川勝知事が辞職表明 静岡 「職業差別」発言に批判 記者団の取材に応じる静岡県の川勝平太知事。唐突に辞意を表明した=2日午後、静岡県庁
この記事を書いた人 Avatar photo 琉球新報朝刊

 静岡県の川勝平太知事は2日、県庁で記者団の取材に対し「6月の議会をもってこの職を辞そうと思う」と述べ、知事職を辞職すると表明した。川勝氏は1日、県の新規採用職員への訓示で「県庁はシンクタンク。野菜を売るのとは違う」などと発言し、職業差別との批判が殺到していた。環境への影響を懸念し、認めてこなかったリニア中央新幹線の静岡工区着工にも今後影響が出る可能性がある。

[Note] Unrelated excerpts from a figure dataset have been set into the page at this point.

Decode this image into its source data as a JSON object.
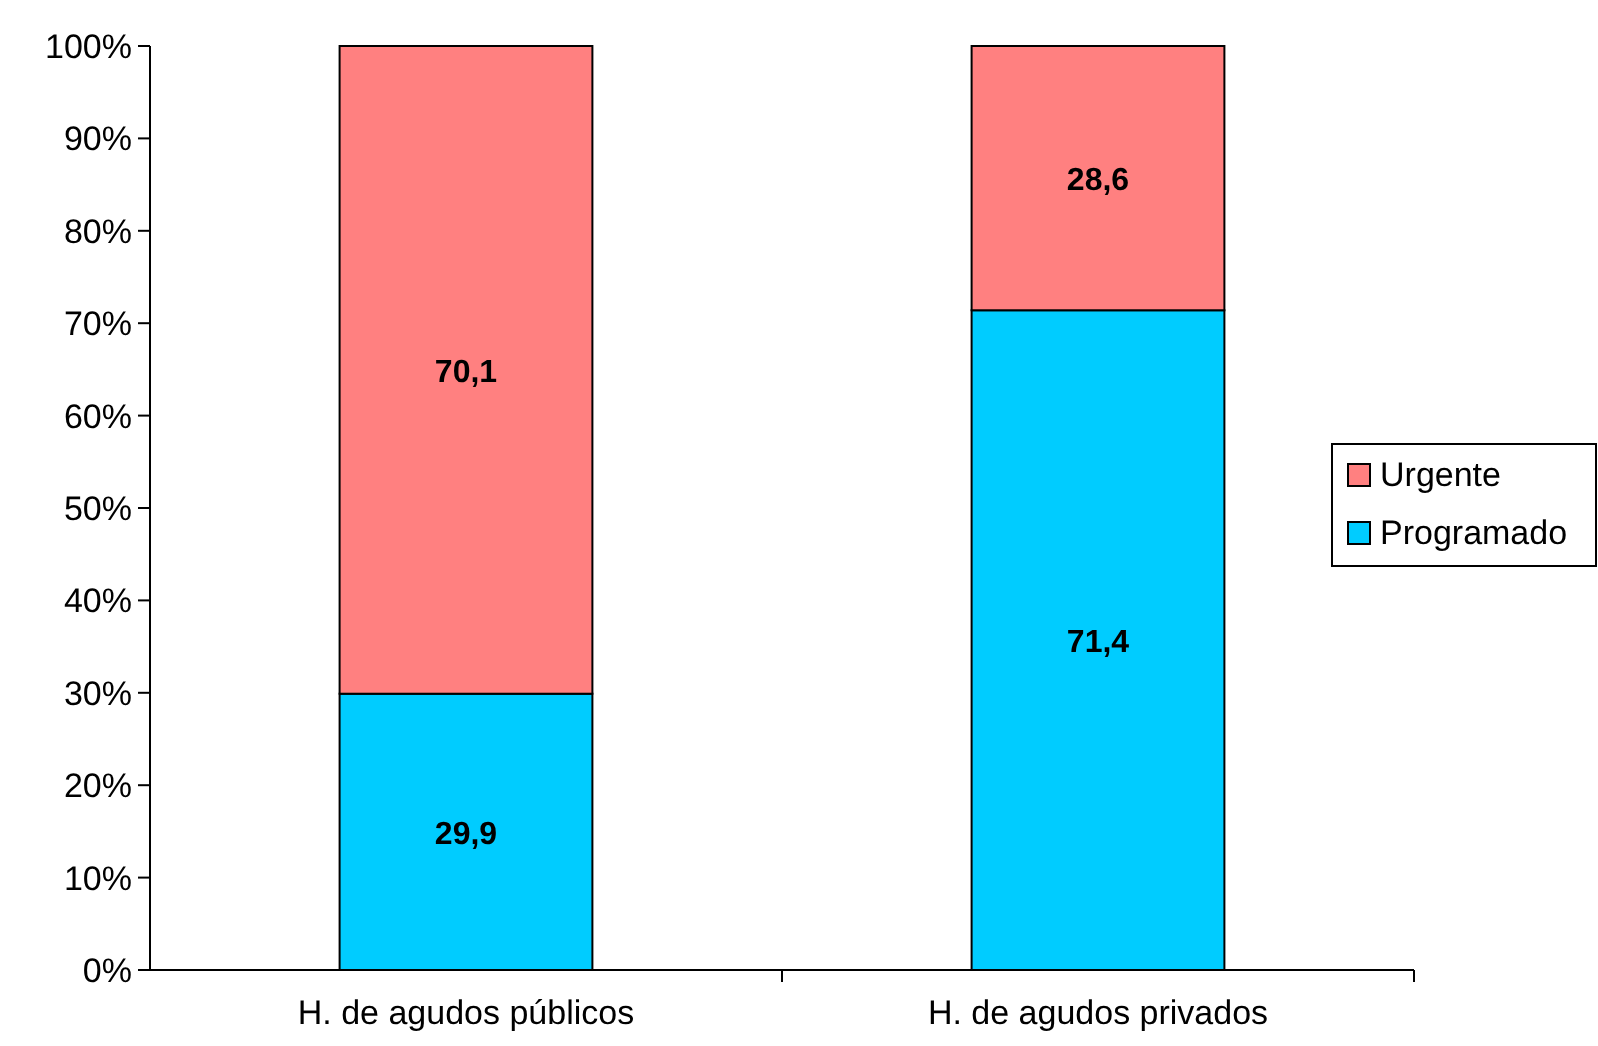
{
  "chart_data": {
    "type": "bar",
    "stacked": true,
    "categories": [
      "H. de agudos públicos",
      "H. de agudos privados"
    ],
    "series": [
      {
        "name": "Programado",
        "color": "#00ccff",
        "values": [
          29.9,
          71.4
        ],
        "value_labels": [
          "29,9",
          "71,4"
        ]
      },
      {
        "name": "Urgente",
        "color": "#ff8080",
        "values": [
          70.1,
          28.6
        ],
        "value_labels": [
          "70,1",
          "28,6"
        ]
      }
    ],
    "ylim": [
      0,
      100
    ],
    "yticks": [
      {
        "value": 0,
        "label": "0%"
      },
      {
        "value": 10,
        "label": "10%"
      },
      {
        "value": 20,
        "label": "20%"
      },
      {
        "value": 30,
        "label": "30%"
      },
      {
        "value": 40,
        "label": "40%"
      },
      {
        "value": 50,
        "label": "50%"
      },
      {
        "value": 60,
        "label": "60%"
      },
      {
        "value": 70,
        "label": "70%"
      },
      {
        "value": 80,
        "label": "80%"
      },
      {
        "value": 90,
        "label": "90%"
      },
      {
        "value": 100,
        "label": "100%"
      }
    ],
    "grid": false,
    "legend": "right"
  }
}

 1日の訓示で川勝氏は「県庁はシンクタンク。野菜を売ったり、牛の世話をしたり、モノを作ったりとかと違い、皆さまは頭脳、知性の高い人たち」と発言。県には「農業や畜産に携わる人々の知性が低いというのか」「静岡県はモノづくりを誇っていたのではなかったか」といった400件を超える抗議の電話やメールなどが殺到した。
 川勝氏は就任以来、物議を醸す発言を繰り返しており、2021年には同県御殿場市を「(特産は)コシヒカリしかない」とやゆし、県議会から辞職勧告決議を受けた。
 今年3月にも県内地域の文化水準を比べるような発言をし、県議会で苦言を呈された。
 リニア中央新幹線の静岡工区を巡っては、川勝氏が環境への影響に懸念を示し着工を認めておらず、トンネル掘削工事を始められない状況が続いている。JR東海は先月29日、品川―名古屋間の27年開業を断念する方針を明らかにした。
 川勝氏は早大教授や静岡文化芸術大学長を経て、2009年の静岡県知事選で初当選し、現在4期目。